Herr Dr. Türk, Leiter des Neuromuskulären Zentrums Bayern Mitte, setzte sich in seinem Vortrag „Diagnostik und Therapie der idiopathischen inflammatorischen Myopathien“ mit entzündlichen Muskelerkrankungen auseinander. In den letzten Jahren hat sich in der Diagnostik der Myositiden einiges getan. Inzwischen sind viele unterschiedliche Antikörper bekannt, die bei der Einordnung der Unterform einer diagnostizierten Myositis, die sich sehr akut bemerkbar machen kann, helfen. Zur Diagnostik ist eine Muskelbiopsie nach wie vor von Bedeutung bevor mit einer gezielten Behandlung begonnen werden kann. Für die Therapie kommen vor allem Kortison und das Immunsystem unterdrückende Medikamente in Frage, bei der Einschlusskörpermyositis kann ein Therapieversuch mit Immunglobulinen erfolgen. Allerdings muss immer daran gedacht werden, dass eine exakte Diagnose nur mithilfe der Zusammenschau sämtlicher ärztlicher Befunde möglich ist.

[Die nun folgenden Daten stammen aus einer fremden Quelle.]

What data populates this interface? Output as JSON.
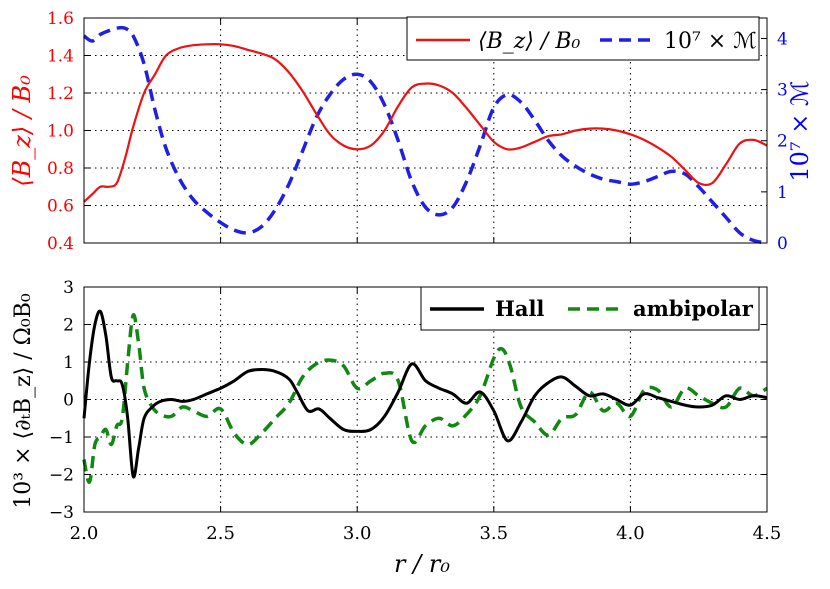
{
  "chart_data": [
    {
      "type": "line",
      "panel": "top",
      "xlim": [
        2.0,
        4.5
      ],
      "xticks": [
        "2.0",
        "2.5",
        "3.0",
        "3.5",
        "4.0",
        "4.5"
      ],
      "grid": true,
      "legend_position": "top-right",
      "ylabel_left": "⟨B_z⟩ / B₀",
      "ylabel_right": "10⁷ × ℳ",
      "ylim_left": [
        0.4,
        1.6
      ],
      "yticks_left": [
        "0.4",
        "0.6",
        "0.8",
        "1.0",
        "1.2",
        "1.4",
        "1.6"
      ],
      "ylim_right": [
        0,
        4.4
      ],
      "yticks_right": [
        "0",
        "1",
        "2",
        "3",
        "4"
      ],
      "colors": {
        "left_axis": "#ff0000",
        "right_axis": "#0000ff"
      },
      "series": [
        {
          "name": "⟨B_z⟩ / B₀",
          "axis": "left",
          "color": "#ee1111",
          "style": "solid",
          "x": [
            2.0,
            2.03,
            2.06,
            2.09,
            2.12,
            2.15,
            2.18,
            2.22,
            2.26,
            2.3,
            2.35,
            2.4,
            2.45,
            2.5,
            2.55,
            2.6,
            2.65,
            2.7,
            2.75,
            2.8,
            2.85,
            2.9,
            2.95,
            3.0,
            3.05,
            3.1,
            3.15,
            3.2,
            3.25,
            3.3,
            3.35,
            3.4,
            3.45,
            3.5,
            3.55,
            3.6,
            3.65,
            3.7,
            3.75,
            3.8,
            3.85,
            3.9,
            3.95,
            4.0,
            4.05,
            4.1,
            4.15,
            4.2,
            4.25,
            4.3,
            4.35,
            4.4,
            4.45,
            4.5
          ],
          "values": [
            0.62,
            0.66,
            0.7,
            0.7,
            0.72,
            0.85,
            1.02,
            1.2,
            1.3,
            1.4,
            1.44,
            1.455,
            1.46,
            1.46,
            1.45,
            1.43,
            1.41,
            1.38,
            1.31,
            1.21,
            1.09,
            0.98,
            0.92,
            0.9,
            0.92,
            1.0,
            1.13,
            1.23,
            1.25,
            1.24,
            1.2,
            1.12,
            1.03,
            0.94,
            0.9,
            0.91,
            0.94,
            0.97,
            0.98,
            1.0,
            1.01,
            1.01,
            1.0,
            0.98,
            0.95,
            0.91,
            0.86,
            0.79,
            0.72,
            0.72,
            0.82,
            0.93,
            0.95,
            0.92
          ]
        },
        {
          "name": "10⁷ × ℳ",
          "axis": "right",
          "color": "#1f1fe6",
          "style": "dashed",
          "x": [
            2.0,
            2.03,
            2.06,
            2.09,
            2.12,
            2.15,
            2.18,
            2.22,
            2.26,
            2.3,
            2.35,
            2.4,
            2.45,
            2.5,
            2.55,
            2.6,
            2.65,
            2.7,
            2.75,
            2.8,
            2.85,
            2.9,
            2.95,
            3.0,
            3.05,
            3.1,
            3.15,
            3.2,
            3.25,
            3.3,
            3.35,
            3.4,
            3.45,
            3.5,
            3.55,
            3.6,
            3.65,
            3.7,
            3.75,
            3.8,
            3.85,
            3.9,
            3.95,
            4.0,
            4.05,
            4.1,
            4.15,
            4.2,
            4.25,
            4.3,
            4.35,
            4.4,
            4.45,
            4.5
          ],
          "values": [
            4.05,
            3.95,
            4.08,
            4.15,
            4.2,
            4.2,
            4.05,
            3.5,
            2.6,
            1.85,
            1.25,
            0.85,
            0.6,
            0.4,
            0.25,
            0.2,
            0.32,
            0.65,
            1.15,
            1.8,
            2.45,
            2.9,
            3.2,
            3.3,
            3.15,
            2.7,
            2.0,
            1.2,
            0.7,
            0.55,
            0.7,
            1.2,
            1.9,
            2.65,
            2.9,
            2.75,
            2.4,
            2.0,
            1.7,
            1.5,
            1.35,
            1.25,
            1.2,
            1.15,
            1.2,
            1.3,
            1.4,
            1.35,
            1.1,
            0.8,
            0.5,
            0.2,
            0.05,
            0.0
          ]
        }
      ]
    },
    {
      "type": "line",
      "panel": "bottom",
      "xlim": [
        2.0,
        4.5
      ],
      "xticks": [
        "2.0",
        "2.5",
        "3.0",
        "3.5",
        "4.0",
        "4.5"
      ],
      "xlabel": "r / r₀",
      "ylabel": "10³ × ⟨∂ₜB_z⟩ / Ω₀B₀",
      "ylim": [
        -3,
        3
      ],
      "yticks": [
        "−3",
        "−2",
        "−1",
        "0",
        "1",
        "2",
        "3"
      ],
      "grid": true,
      "legend_position": "top-right",
      "series": [
        {
          "name": "Hall",
          "color": "#000000",
          "style": "solid",
          "x": [
            2.0,
            2.02,
            2.04,
            2.06,
            2.08,
            2.1,
            2.12,
            2.14,
            2.16,
            2.18,
            2.2,
            2.22,
            2.25,
            2.28,
            2.32,
            2.36,
            2.4,
            2.45,
            2.5,
            2.55,
            2.6,
            2.65,
            2.7,
            2.75,
            2.78,
            2.82,
            2.86,
            2.9,
            2.95,
            3.0,
            3.05,
            3.1,
            3.15,
            3.2,
            3.25,
            3.3,
            3.35,
            3.4,
            3.45,
            3.5,
            3.55,
            3.6,
            3.65,
            3.7,
            3.75,
            3.8,
            3.85,
            3.9,
            3.95,
            4.0,
            4.05,
            4.1,
            4.15,
            4.2,
            4.25,
            4.3,
            4.35,
            4.4,
            4.45,
            4.5
          ],
          "values": [
            -0.5,
            1.0,
            2.0,
            2.35,
            1.7,
            0.6,
            0.5,
            0.4,
            -0.5,
            -2.05,
            -1.3,
            -0.5,
            -0.2,
            -0.05,
            0.0,
            -0.05,
            0.0,
            0.15,
            0.3,
            0.5,
            0.75,
            0.8,
            0.75,
            0.55,
            0.2,
            -0.3,
            -0.25,
            -0.5,
            -0.8,
            -0.85,
            -0.8,
            -0.45,
            0.2,
            0.95,
            0.5,
            0.3,
            0.15,
            -0.1,
            0.2,
            -0.3,
            -1.1,
            -0.6,
            0.1,
            0.45,
            0.6,
            0.35,
            0.1,
            0.15,
            0.0,
            -0.15,
            0.15,
            0.05,
            -0.05,
            -0.15,
            -0.2,
            -0.15,
            0.1,
            0.0,
            0.1,
            0.05
          ]
        },
        {
          "name": "ambipolar",
          "color": "#118811",
          "style": "dashed",
          "x": [
            2.0,
            2.02,
            2.04,
            2.06,
            2.08,
            2.1,
            2.12,
            2.14,
            2.16,
            2.18,
            2.2,
            2.22,
            2.25,
            2.28,
            2.32,
            2.36,
            2.4,
            2.45,
            2.5,
            2.55,
            2.6,
            2.65,
            2.7,
            2.75,
            2.8,
            2.85,
            2.9,
            2.95,
            3.0,
            3.05,
            3.1,
            3.15,
            3.2,
            3.25,
            3.3,
            3.35,
            3.4,
            3.45,
            3.5,
            3.53,
            3.56,
            3.6,
            3.65,
            3.7,
            3.75,
            3.8,
            3.85,
            3.9,
            3.95,
            4.0,
            4.05,
            4.1,
            4.15,
            4.2,
            4.25,
            4.3,
            4.35,
            4.4,
            4.45,
            4.5
          ],
          "values": [
            -1.6,
            -2.2,
            -1.2,
            -1.0,
            -0.8,
            -1.2,
            -0.7,
            -0.5,
            1.0,
            2.25,
            1.5,
            0.3,
            -0.2,
            -0.4,
            -0.45,
            -0.2,
            -0.3,
            -0.45,
            -0.25,
            -0.9,
            -1.2,
            -0.9,
            -0.5,
            -0.1,
            0.6,
            0.95,
            1.05,
            0.9,
            0.3,
            0.5,
            0.7,
            0.5,
            -1.1,
            -0.7,
            -0.5,
            -0.7,
            -0.4,
            0.1,
            1.1,
            1.35,
            0.9,
            -0.2,
            -0.6,
            -0.95,
            -0.5,
            -0.4,
            0.2,
            -0.3,
            -0.1,
            -0.45,
            0.25,
            0.25,
            -0.2,
            0.3,
            0.1,
            -0.1,
            -0.2,
            0.3,
            0.1,
            0.3
          ]
        }
      ]
    }
  ]
}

Frau Dr. Kellner, Assistenzärztin der neuromuskulären Ambulanz stellte zwei Fälle vor: „Interessante Fälle aus der neuromuskulären Ambulanz: erworben oder hereditär?“ Auch hier wurde sehr deutlich, dass für die Diagnosestellung neben der klinischen Erfahrung des oder der Untersuchenden viele unterschiedliche Befunde notwendig sind. Dazu gehören im Einzelfall: Befragung des Patienten (Anamnese, auch über die Familie), Art der Beschwerden, spezielle Laborwerte, Kernspinuntersuchung (MRT), Muskelbiopsie, genetische Untersuchungen, das Ansprechen oder fehlendes Ansprechen auf Medikamente (z.B. Kortison).